Union criticizes report backing NASA workforce flexibilities
Group charges that until the agency receives more funding, its missions and workforce remain at risk.
A federal labor union has taken issue with some recommendations in a congressionally chartered organization's report on reshaping NASA's workforce to meet a new mission.
In a May 21 letter to National Academy of Public Administration Fellow John G. Stewart, the International Federation of Professional and Technical Engineers highlighted a suggestion that lawmakers give NASA emergency authority to ask older employees to retire.
"It is the premise that openly discriminating against NASA's older employees is a necessary prerequisite for NASA building its future workforce that IFPTE finds both false and repugnant," wrote Lee Stone, legislative representative for the NASA council of IFPTE locals, in the letter.
The recommendation was contained in a NAPA report to Congress earlier this year that identified challenges that NASA could face in moving 18,000 civil servants and 40,000 contractors to the Bush administration's new Vision for Space Exploration program.
The organization suggested that lawmakers provide NASA with a new package of flexibilities that -- in addition to limited authority to modify retirement regulations in emergencies -- would include new reduction-in-force rules and blanket employee buyout authority with a high dollar-value incentive.
The panel focused in part on retirement-eligible employees because "it is not as much of a hardship for someone who is fully eligible for their annuity to retire from their job," the report stated.
But IFPTE has argued that NASA primarily is facing a budget crisis. Until the agency gets the funding it needs, its missions and workforce will remain at risk, according to the union.
In testimony earlier this month, IFPTE recommended that Congress fund NASA as close to its authorized level as possible and provide stability for employees by rejecting any reduction in force. The union also recommended that the agency enhance its voluntary buyout authority.
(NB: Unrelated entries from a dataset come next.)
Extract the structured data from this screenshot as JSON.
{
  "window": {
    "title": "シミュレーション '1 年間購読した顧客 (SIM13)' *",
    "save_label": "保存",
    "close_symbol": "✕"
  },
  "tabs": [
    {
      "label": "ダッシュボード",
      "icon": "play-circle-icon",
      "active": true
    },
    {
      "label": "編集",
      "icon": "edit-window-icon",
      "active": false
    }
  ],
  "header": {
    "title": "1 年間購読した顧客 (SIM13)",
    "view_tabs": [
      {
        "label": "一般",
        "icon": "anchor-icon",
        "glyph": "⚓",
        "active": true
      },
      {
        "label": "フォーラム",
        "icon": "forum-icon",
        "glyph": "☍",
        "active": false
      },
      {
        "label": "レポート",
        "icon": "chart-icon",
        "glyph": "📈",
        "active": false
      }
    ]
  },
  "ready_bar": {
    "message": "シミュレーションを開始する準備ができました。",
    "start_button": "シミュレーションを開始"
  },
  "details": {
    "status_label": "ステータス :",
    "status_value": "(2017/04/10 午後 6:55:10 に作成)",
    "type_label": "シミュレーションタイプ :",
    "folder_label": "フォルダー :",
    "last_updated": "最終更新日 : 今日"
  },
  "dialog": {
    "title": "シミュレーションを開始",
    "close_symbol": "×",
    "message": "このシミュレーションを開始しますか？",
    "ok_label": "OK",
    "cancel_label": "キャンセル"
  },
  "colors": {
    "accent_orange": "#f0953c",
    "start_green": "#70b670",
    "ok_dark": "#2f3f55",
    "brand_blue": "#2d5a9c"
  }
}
Stone said Thursday that NASA puts a $25,000 cap on buyouts for employees. But raising the cap to the level of an employee's annual salary and offering benefits for 18 months would make the offers more appealing, he said.
NASA Administrator Michael Griffin sent legislation to Congress last month that would enhance the buyout authority by offering employees the additional 18 months of benefits Stone is pushing. The proposal also would offer certain permanent employees an incentive, calculated as a percentage of their basic rate of pay, for moving to temporary appointments.
But IFPTE opposes the temporary appointments, arguing they leave room for the agency to replace civil servants with contractors. The board charged with investigating the 2003 Columbia space shuttle disaster determined that an increase in the number of NASA's contractors relative to federal employees contributed to the disaster.
Stone argued that the most critical element of workforce reform is ensuring the recruitment and retention of quality employees and maintaining the agency's standing as a popular place to work. NASA came in fourth among large agencies in the latest rankings of the best places to work in government issued by the Partnership for Public Service and American University's Institute for the Study of Public Policy Implementation.
Moving forward with many of NAPA's proposals and Griffin's temporary appointment proposal would hinder the agency's ability to attract a well-qualified workforce, Stone said.
"Employees like to think about their jobs and not worry about whether they're going to be laid off tomorrow," Stone said. IFPTE also has recommended that NASA begin an aggressive recruitment campaign while the current staff is still on board to transfer knowledge.
Stone said lawmakers plan to hold a hearing in late summer to discuss NASA's workforce issues in more depth and to consider the provisions included in Griffin's proposal.
NAPA did not return calls seeking comment.